A couple interesting parts:
1) She didn't care if people liked it or not; she was going to have Anthony and Elizabeth get married, dammit!
Q: Retelling the Patterson family story with new storylines is either supreme artistic catharsis or supreme regression.
A: [Laughs] Actually it's one of those neat experiments that you know is working as soon as you get started on it. At first I thought: "Maybe it should go back and forth in time." But the year that I tried that was a year that I had some personal chaos and found it awfully hard to concentrate. It didn't flow. Also I would have to keep developing the characters and I would have even less time than I have now to do it. So I ended the story. It comes to a full stop the last week of August. The whole month of August has been the wedding of Anthony and Elizabeth. Some people are thrilled with the wedding, some people aren't. I don't care. They're happy, they want to get married, and it's going to be good. And, really, the whole story is about marriage and how you deal with the for-better-or-for-worse, and that was what I wanted to point out.
2) Maybe the part in bold is the reason why she had Liz leave Mtiwakkawakka and never look back...
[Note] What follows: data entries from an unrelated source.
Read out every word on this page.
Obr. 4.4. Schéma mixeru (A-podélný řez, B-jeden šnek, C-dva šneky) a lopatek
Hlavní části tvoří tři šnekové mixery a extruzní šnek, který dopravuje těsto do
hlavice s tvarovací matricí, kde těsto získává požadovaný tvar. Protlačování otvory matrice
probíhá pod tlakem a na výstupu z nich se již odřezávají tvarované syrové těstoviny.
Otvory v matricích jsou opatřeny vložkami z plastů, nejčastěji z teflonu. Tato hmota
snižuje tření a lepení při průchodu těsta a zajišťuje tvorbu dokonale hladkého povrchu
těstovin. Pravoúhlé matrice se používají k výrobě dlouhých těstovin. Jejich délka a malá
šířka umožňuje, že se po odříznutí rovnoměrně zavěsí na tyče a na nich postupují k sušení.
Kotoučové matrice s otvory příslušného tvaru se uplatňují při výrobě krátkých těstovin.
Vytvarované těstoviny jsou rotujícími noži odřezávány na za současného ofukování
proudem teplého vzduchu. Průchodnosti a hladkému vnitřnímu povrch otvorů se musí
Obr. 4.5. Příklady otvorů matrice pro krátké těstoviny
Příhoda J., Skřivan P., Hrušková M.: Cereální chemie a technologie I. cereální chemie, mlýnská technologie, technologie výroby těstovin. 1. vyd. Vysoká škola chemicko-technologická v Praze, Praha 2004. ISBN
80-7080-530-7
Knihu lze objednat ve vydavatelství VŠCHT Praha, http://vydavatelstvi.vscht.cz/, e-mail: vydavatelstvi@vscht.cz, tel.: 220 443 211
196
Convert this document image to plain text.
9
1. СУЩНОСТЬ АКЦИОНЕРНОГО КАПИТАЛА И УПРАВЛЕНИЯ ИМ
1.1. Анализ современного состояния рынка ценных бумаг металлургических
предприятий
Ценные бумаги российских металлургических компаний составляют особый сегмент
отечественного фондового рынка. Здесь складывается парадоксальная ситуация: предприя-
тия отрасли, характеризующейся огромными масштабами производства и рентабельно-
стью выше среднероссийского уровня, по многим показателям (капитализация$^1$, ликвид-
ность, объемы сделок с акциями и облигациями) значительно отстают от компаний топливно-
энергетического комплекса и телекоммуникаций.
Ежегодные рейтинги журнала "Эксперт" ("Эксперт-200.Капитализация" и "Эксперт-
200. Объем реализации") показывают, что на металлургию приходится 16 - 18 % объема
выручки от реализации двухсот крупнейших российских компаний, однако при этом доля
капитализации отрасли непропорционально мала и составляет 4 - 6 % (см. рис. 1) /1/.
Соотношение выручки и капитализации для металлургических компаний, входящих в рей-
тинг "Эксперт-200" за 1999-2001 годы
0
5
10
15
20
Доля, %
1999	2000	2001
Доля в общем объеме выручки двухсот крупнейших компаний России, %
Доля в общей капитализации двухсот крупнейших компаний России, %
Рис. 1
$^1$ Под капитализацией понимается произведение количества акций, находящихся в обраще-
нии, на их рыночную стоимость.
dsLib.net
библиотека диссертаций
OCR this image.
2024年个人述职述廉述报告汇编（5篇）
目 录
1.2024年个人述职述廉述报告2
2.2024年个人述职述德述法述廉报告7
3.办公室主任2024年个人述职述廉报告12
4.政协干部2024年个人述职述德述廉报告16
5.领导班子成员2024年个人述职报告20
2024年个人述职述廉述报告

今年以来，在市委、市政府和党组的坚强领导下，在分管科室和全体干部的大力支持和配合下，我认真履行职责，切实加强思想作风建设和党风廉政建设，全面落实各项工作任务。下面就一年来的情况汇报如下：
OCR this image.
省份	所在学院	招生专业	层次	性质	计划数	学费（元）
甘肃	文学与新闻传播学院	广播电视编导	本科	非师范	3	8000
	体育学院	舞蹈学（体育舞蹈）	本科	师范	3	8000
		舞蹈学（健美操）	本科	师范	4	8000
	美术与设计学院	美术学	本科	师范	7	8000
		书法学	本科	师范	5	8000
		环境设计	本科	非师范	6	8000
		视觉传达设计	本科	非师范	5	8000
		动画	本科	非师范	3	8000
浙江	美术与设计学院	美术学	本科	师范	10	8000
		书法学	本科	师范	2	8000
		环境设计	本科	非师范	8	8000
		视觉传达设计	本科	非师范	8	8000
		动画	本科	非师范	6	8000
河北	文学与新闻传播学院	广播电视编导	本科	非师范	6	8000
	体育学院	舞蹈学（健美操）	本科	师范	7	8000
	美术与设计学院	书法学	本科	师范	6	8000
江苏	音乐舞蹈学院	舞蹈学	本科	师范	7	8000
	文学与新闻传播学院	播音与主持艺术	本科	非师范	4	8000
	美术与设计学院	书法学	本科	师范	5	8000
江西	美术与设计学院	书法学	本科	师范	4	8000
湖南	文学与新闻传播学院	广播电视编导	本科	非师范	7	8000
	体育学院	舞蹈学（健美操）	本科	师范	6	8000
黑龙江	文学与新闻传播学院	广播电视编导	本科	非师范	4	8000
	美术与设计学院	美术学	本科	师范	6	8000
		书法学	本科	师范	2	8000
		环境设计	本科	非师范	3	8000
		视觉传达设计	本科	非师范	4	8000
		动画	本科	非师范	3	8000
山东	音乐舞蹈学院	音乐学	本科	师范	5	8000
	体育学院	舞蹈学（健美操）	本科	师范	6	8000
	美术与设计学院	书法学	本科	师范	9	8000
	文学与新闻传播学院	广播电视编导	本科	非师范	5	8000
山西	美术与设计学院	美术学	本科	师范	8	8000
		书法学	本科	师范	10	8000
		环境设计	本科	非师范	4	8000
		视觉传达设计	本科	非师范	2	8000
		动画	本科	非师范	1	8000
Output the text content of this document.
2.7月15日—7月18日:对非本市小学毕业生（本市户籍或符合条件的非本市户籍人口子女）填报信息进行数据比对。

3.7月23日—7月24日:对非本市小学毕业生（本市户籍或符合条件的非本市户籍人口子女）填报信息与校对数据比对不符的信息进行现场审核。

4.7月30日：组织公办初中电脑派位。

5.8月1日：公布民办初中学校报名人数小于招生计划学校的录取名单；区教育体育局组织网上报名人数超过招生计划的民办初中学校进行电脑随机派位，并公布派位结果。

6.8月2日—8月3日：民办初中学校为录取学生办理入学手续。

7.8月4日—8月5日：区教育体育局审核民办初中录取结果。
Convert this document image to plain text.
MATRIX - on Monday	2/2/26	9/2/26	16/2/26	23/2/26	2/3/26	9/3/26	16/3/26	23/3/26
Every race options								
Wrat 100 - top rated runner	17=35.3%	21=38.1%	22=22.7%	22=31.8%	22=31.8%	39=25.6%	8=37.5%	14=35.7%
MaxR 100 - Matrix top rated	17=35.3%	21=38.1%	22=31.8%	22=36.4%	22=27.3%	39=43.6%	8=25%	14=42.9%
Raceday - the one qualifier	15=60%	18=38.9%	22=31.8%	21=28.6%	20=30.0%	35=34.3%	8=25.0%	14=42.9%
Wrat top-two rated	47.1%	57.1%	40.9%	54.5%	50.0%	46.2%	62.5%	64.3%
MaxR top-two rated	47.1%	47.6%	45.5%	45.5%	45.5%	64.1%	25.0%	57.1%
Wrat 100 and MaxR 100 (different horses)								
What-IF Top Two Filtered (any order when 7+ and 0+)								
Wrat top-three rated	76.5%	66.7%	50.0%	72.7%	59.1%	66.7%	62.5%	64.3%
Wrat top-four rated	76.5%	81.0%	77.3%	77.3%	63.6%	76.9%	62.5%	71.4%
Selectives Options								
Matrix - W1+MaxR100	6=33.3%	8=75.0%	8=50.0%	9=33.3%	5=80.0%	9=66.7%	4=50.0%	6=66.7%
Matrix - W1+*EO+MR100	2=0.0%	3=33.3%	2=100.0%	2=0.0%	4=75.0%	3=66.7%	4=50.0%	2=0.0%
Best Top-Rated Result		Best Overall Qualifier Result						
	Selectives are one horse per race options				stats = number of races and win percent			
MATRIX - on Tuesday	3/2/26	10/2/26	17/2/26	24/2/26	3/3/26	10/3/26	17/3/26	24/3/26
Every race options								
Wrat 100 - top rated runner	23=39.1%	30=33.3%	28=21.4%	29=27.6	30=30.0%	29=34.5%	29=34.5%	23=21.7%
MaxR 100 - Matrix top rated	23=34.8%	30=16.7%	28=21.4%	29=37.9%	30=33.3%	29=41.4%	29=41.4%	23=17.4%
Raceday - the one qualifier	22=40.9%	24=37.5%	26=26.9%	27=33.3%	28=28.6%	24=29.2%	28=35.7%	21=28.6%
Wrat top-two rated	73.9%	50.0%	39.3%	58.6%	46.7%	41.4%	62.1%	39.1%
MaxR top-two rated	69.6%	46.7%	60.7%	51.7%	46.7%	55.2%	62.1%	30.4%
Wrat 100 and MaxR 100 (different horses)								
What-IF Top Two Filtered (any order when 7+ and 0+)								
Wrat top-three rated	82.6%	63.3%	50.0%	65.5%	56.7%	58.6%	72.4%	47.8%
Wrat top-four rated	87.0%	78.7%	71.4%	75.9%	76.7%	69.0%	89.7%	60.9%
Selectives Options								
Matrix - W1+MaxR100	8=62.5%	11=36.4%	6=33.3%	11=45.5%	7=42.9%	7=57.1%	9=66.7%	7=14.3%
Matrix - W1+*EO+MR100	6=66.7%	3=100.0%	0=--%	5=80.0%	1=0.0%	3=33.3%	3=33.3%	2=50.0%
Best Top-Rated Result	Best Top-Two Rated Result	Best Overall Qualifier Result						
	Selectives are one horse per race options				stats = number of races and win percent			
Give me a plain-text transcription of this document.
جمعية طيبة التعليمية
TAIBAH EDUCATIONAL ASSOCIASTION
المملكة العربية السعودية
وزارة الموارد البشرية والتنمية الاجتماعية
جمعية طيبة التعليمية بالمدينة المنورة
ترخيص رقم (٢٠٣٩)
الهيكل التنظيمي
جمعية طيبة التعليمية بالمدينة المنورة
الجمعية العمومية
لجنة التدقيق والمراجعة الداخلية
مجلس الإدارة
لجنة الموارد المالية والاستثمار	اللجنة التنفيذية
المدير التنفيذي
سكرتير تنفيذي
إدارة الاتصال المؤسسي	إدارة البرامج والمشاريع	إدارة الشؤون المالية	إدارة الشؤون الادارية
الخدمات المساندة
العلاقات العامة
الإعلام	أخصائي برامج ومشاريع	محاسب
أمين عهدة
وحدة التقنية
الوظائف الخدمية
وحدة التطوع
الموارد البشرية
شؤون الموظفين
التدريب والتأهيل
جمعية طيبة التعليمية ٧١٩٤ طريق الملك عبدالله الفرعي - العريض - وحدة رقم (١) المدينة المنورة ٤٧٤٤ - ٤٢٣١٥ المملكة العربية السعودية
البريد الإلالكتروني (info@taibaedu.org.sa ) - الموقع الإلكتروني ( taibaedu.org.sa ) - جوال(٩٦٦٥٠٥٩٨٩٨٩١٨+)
Q: But recently you recycled an old strip in which Elly has a recurrent dream that [her husband] John leaves her for another woman.
A: Yes, it was so prophetic I thought, "You know what? I'm going to just throw that in there." I think it's funny; it's so déjà vu.
Q: So that was a dream that you had during your own marriage?
A: Well, [my former husband] worked with beautiful women ever since I met him. He's a dentist. He has hygienists and front-desk girls, and there are usually eight girls around him all the time, and he used to travel to the Native villages taking his staff with him, and people in the town would look at me as if to say, "Well, girl, join the club," because in a small northern mining town there's a lot of horsing around, and the joke was you can steal a man's wife, but you don't touch his woodpile, you know? It was rampant.